At least, that’s what they told me.
I worked in the online department of a Christian university, making classes available to thousands of students, supplying Christians and non-Christians alike around the world with Biblical teaching and resources.
When I was hired, my bosses told me: “You’re serving Jesus at this job—you’re fulfilling the Great Commission.” I agreed, and I tried my best to work with just such a mentality.
The problem was, I sat at a desk all day, behind a computer. I rarely interacted with people outside of emailing. Now, I’m a far cry from what you’d call a “people-person,” but I sure didn’t feel like a missionary.
Sometimes I took sandwiches to the local homeless shelter. Sometimes I led discussion in my Sunday School group. But I saw my life going by behind a desk, and I knew I needed to change.
When I was accepted in 2015 to come to Africa as a journalist for OM, it seemed like the gates of heaven opened up. For the first time in my life, my dreams of world travel and writing would intersect with what I imagined to be a life sold-out for Christ. I’ll admit it: I fell for the old “missionaries-are-super-Christians” deception.
As I boarded the plane in Washington, D.C., my heart sang a tune: “Goodbye, America, hello, real living!” I landed in Johannesburg, South Africa, with an open road of serving God ahead of me, nothing but sweeping revival on my horizon.
For my first three months as a missionary, I sat at a desk all day, behind a computer.
The romantic idealist in me nearly died in South Africa. Don’t get me wrong, I love it there. I love being in Africa—I’m embracing God’s will for my life with open arms.
But I can’t deny I was disappointed when they gave me the spiel: “You may not be out on the field in Africa, but you’re serving Jesus just as much in this office.” I agreed—but I’d heard that before.
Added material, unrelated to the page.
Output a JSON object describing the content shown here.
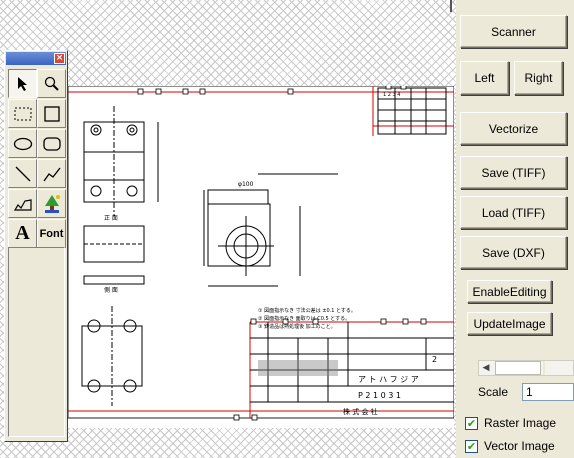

Office-life has no appeal to me; I want to smuggle Bibles into hostile countries, call down fire from heaven, I don’t know, maybe at the very least talk to one or two people about Jesus. (As if I couldn’t have walked two steps out of the office and bumped into someone who needs a Saviour.)
Now, almost a year later, my journey with OM has taken me through eight countries, and I’ve had the opportunity to work directly with boots-on-the-ground field missionaries.
I’m currently living in Kumasi, Ghana, where the amenities don’t compare with my South African accommodations. And you know what I’ve realized? God’s grace meets us where we are and transforms us to give our lives to him.
God has given some people a natural proclivity for office work, and I celebrate that. I’ll be honest, traveling around Africa, spending two months sleeping in a tent, washing my clothes by hand, as exciting as it’s been, has made me appreciate the time I’ve been able to go back to South Africa and work in the office. Behind-the-scenes administrative work is the propeller to the field missionary ship.
God’s given other people a desire to go out and experience the world. That’s me. Here in Ghana, the OM field leader, a man named Chris, is quiet, not an extravagant man, but he’s driven by a vision for the lost, and God is using him to flip on my missions generator again. One of the first things he said to me when I arrived in Ghana:
“If we Christians close out arms to others, that’s why people are poor. If Christians would give what they have, we could end poverty by ourselves. But we are too comfortable.”
Whether God calls me to be behind a desk in South Africa or sleeping under a mosquito net in Ghana, I want to have that kind of mentality: giving myself first to God and then to others. It doesn’t come naturally to me any more in a small African village than in the online department of a Christian university; I didn’t transform into a super-Christian when I headed out into the bush. But I do know that wherever I am in life, I don’t want to be comfortable.